Preferably, in an embodiment of the inductor component, the thickness of the insulating layer between the winding parts of the adjacent coil wirings is smaller than the thickness of the winding parts in the lamination direction.

The connection wiring is formed by filling a via opening disposed in the insulating layer with a conductor portion. In this case, the connection wiring is controlled such that a concave portion is formed on the upper surface of the connection wiring. If the depth of the concave portion becomes excessively deep, the possibility of disconnection of the connection wiring and the coil wiring increases. According to the embodiment, since the thickness of the insulating layer between the winding parts of the adjacent coil wirings is relatively thin, the depth of the via opening is also relatively small.
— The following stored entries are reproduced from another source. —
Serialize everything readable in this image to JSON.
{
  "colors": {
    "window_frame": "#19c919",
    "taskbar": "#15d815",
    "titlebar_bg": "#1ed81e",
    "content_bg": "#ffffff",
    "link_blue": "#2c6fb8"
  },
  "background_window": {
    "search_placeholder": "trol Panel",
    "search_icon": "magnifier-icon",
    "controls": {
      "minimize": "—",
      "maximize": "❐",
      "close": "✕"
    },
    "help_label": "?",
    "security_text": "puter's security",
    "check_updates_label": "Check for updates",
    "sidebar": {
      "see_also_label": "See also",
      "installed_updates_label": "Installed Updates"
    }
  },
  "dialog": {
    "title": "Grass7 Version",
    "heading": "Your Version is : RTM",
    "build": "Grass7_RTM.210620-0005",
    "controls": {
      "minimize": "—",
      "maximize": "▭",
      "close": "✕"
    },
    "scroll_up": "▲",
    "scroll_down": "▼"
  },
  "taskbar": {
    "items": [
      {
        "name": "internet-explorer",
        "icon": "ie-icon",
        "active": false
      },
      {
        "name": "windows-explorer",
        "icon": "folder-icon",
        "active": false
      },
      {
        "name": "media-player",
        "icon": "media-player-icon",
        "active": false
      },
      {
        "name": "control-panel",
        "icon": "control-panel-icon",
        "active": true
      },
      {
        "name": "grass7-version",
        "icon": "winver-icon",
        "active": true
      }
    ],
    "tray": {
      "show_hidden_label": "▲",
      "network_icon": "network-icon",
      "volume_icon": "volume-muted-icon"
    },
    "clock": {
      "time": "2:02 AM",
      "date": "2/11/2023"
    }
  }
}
Therefore, the depth of the concave portion of the connection wiring can be prevented from becoming excessively deep, and the disconnection of the connection wiring and the coil wiring can be suppressed.

Preferably, in an embodiment of the inductor component, the width of the connection wiring is larger than the width of the winding part.

The width of the connection wiring refers to the diameter of an inscribed circle fitted within the outer circumferential edge of the connection wiring when viewed in the lamination direction. The width of the winding part refers to the width in the direction orthogonal to the extending direction of the winding part when viewed in the lamination direction.

According to the embodiment, since the width of the connection wiring is larger than the width of the winding part of the coil wiring, the connection strength between the connection wirings can be increased. Additionally, the resistance to electromigration can be improved.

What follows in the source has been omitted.